Santa Clara University's student government has voted against granting official status to the campus chapter of Young Americans for Freedom (YAF), on the grounds that the group's goals—bringing conservative speakers to the California campus—would contribute to an unsafe climate for marginalized students.
"I also think that the presence of YAF would further marginalize minority students on campus and if anything makes minority students feel more unsafe or targeted," said one student senator in a statement.
Another student senator lamented that YAF might bring conservative pundit Ben Shapiro to campus and Shapiro's presence would cause "emotional harm."
The vote was 13–13, which fell short of the needed two-thirds majority to confer formal recognition, according to The College Fix.

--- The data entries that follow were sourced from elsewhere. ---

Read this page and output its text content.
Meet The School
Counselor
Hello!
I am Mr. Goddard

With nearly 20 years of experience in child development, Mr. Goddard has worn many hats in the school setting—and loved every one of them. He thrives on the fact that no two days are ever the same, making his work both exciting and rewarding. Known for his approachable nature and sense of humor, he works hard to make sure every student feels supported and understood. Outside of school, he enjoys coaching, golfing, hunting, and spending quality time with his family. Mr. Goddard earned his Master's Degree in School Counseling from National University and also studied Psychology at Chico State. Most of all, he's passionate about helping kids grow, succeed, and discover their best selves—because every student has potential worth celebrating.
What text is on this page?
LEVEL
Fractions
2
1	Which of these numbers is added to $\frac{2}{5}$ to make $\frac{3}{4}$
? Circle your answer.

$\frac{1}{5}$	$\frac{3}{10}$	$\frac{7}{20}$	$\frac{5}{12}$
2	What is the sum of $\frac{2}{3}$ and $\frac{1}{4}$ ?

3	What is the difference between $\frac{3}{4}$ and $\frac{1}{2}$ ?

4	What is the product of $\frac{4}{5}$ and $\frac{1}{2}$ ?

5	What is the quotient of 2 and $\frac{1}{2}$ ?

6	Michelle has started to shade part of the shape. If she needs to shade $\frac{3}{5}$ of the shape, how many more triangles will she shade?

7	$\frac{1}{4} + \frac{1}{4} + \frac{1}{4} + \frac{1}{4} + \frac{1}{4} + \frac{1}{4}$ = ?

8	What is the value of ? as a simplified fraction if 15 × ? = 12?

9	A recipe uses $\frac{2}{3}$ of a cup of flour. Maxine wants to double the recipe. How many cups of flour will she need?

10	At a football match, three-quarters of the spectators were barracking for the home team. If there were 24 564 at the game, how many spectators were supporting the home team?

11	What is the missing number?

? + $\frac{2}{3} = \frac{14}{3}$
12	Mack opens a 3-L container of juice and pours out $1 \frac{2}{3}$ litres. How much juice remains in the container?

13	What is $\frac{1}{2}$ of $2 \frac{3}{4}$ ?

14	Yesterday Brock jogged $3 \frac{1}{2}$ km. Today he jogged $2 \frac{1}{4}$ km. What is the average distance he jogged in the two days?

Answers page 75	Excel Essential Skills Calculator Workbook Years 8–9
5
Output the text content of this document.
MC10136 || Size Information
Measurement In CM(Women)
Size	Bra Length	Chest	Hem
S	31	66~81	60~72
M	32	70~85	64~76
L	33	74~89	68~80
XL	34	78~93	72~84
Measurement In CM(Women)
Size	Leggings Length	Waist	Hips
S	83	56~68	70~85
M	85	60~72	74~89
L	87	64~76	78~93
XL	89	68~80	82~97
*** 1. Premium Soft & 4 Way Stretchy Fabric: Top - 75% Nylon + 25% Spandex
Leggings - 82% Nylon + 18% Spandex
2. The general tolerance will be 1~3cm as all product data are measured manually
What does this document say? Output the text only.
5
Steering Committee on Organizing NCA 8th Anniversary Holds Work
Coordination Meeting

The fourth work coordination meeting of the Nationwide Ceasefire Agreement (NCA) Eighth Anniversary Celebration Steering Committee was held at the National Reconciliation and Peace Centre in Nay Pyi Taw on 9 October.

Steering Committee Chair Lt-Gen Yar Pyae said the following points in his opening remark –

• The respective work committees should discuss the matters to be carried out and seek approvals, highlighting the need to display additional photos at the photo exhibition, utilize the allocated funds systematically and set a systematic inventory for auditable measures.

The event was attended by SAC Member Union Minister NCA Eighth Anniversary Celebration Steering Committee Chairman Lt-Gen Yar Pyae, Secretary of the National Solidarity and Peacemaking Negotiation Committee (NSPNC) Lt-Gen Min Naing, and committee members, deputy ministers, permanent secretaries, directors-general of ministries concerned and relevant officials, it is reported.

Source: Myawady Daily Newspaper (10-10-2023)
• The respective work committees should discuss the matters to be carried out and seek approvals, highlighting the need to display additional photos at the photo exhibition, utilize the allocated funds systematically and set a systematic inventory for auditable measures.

Recognized student groups have access to university funding. The school is therefore engaging in viewpoint discrimination as long as it denies YAF this status because of the organization's ideology. This conflicts with the private university's stated commitment to free speech, and so the Foundation for Individual Rights in Education is calling on the college to overturn the student government's decision:
When a student government recognizes (or refuses to recognize) student organizations, it exercises authority delegated to it by the college or university. That authority is necessarily circumscribed by the legal commitments made by the institution, and the institution must ensure that its agents do not exceed their authority. That is the case here, and [Santa Clara University]'s leadership must take steps—as it has before, and as its institutional policies expressly permit—to uphold the university's laudable commitment to freedom of expression.